I basically describe the Fair to people who want to know as a convergence of dirty hippies, faeries, rainbow people, burning man aficionados, and the like, creating a Counter Culture space-time singularity each July.  Music Bands from the well known, to the virtually anonymous play on various stages throughout the  weekend, so there is music coming from one or many directions at any time.  There is a non-stop drum circle, which was joined briefly by Bob Weir last summer (I realize now by looking at the Wikipedia picture that I actually saw him: I hadn't aged him in my mind since 1990, so I was looking for a much younger man).  Puppet shows, acrobats, magic, mehndi booths, hair braiding booths, face painting, ice cream, and children with dread locks.  All sorts of delicious food, caters to everyone from the omnivore to the vegan.  Even though I fall into the first category, my favorite food item at the Fair is vegan, Blazing Salad's Avocado Dream Boats. I already know what I am having for breakfast on July 8, 2011.  I wish I could tell you what is in it, so far I have figured out avocado, hummus, garlic, and hot sauce.

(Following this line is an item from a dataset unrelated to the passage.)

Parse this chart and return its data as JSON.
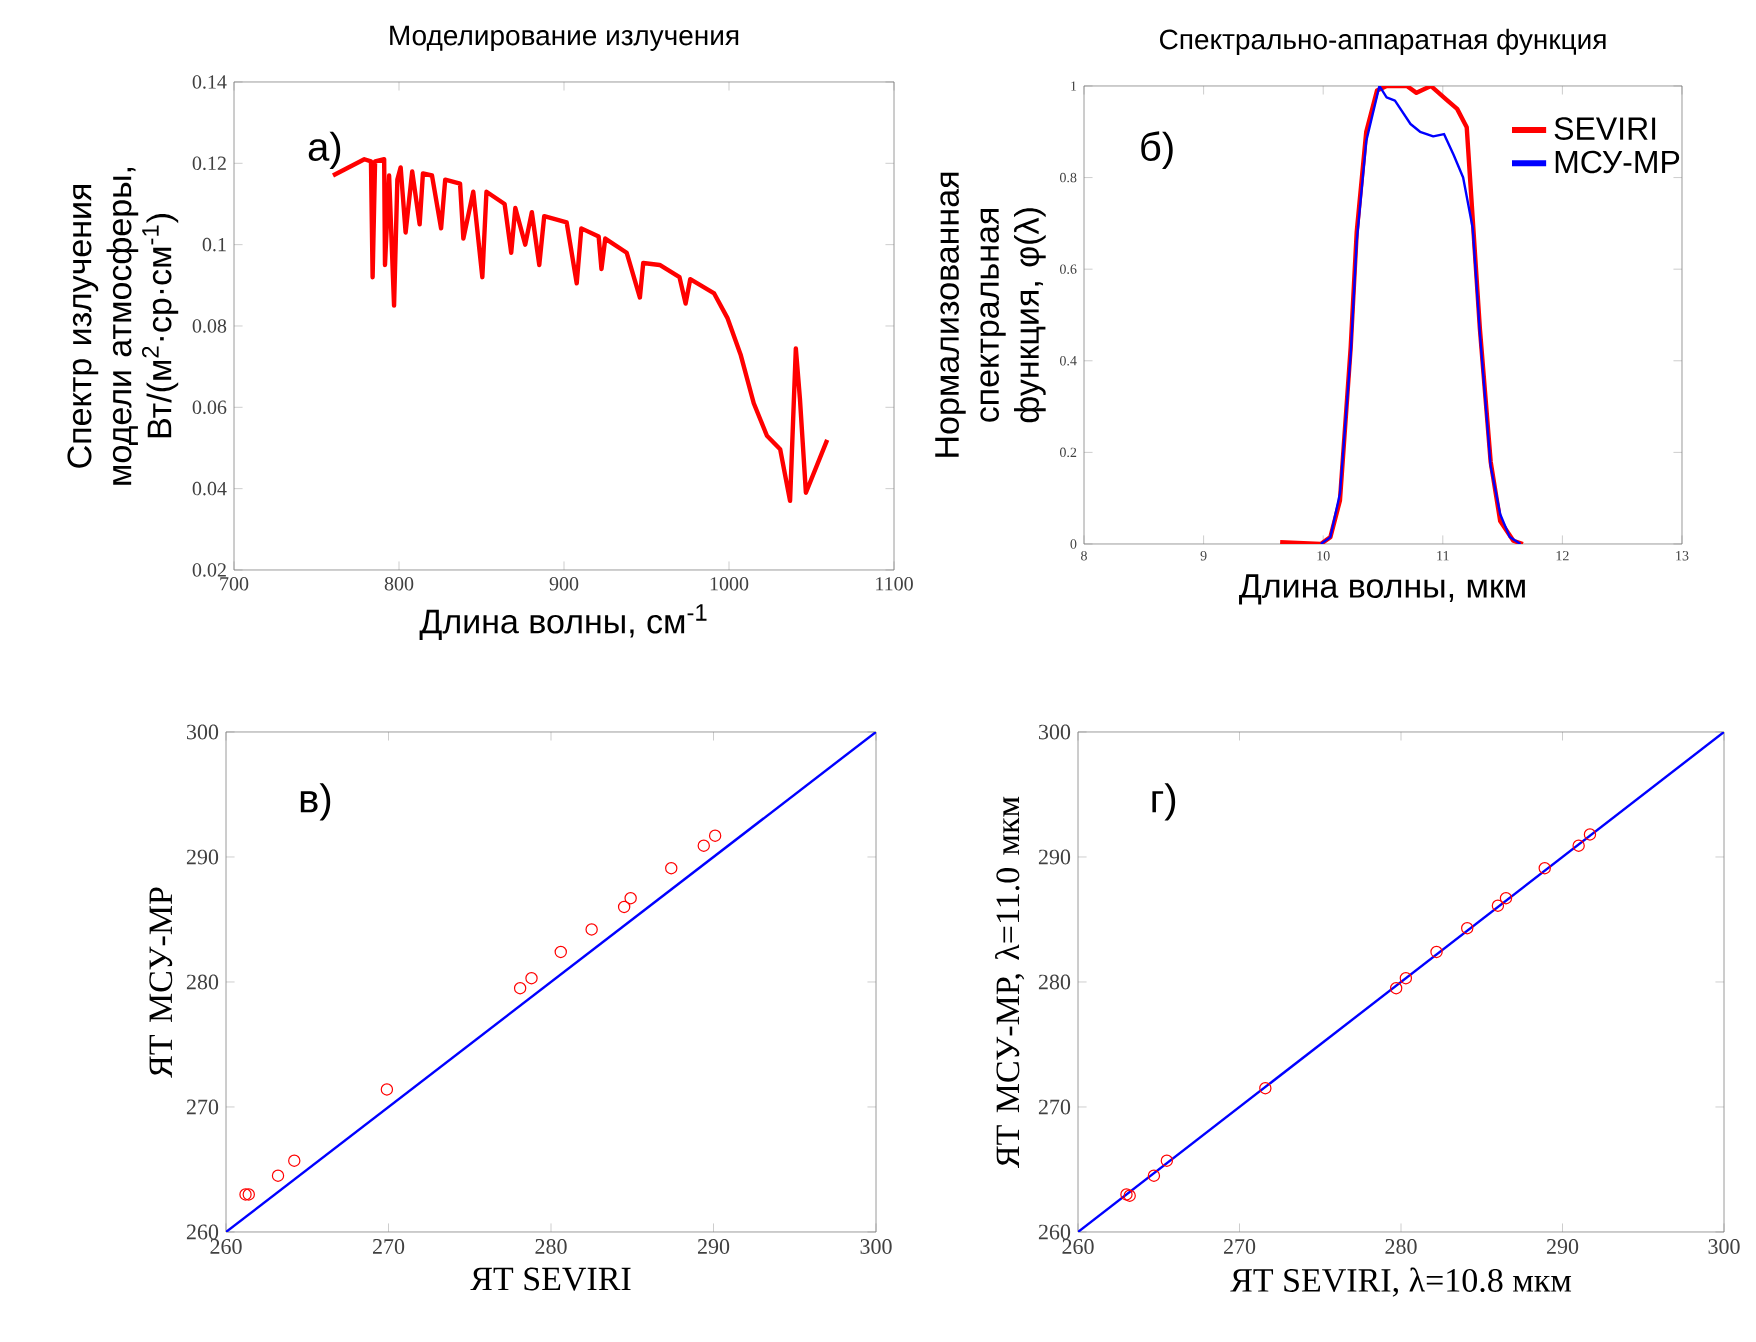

I discovered if you mash those ingredients together, you will have a filling, yummy sandwich spread.  Eat it the day you make it, avocados don't keep!

And I haven't even talked about all the cool items sold there.  There are great artisans and artists selling a variety of wares.

But there is far more to the fair than what I can list in one post.  As I have said, the ambiance is a large percentage of what makes the fair great.  Some concrete examples (if you will) of created ambiance: Parades with brass instruments and costumed marchers;  the big juggling pavilion in Chela Mela; the singing around the sauna at the Ritz; the Women's lodge in the Community Village, an homage to estrogen; speeches on topics controversial and not; women rolling out rugs and dancing like dervishes to their favorite music, or the drumming circles' rhythms.

I hate to end this post this way, it seems unfinished.  But I am hoping to get my Dec 10 prompt done before I go to bed tonight, so I am going to leave this topic for now.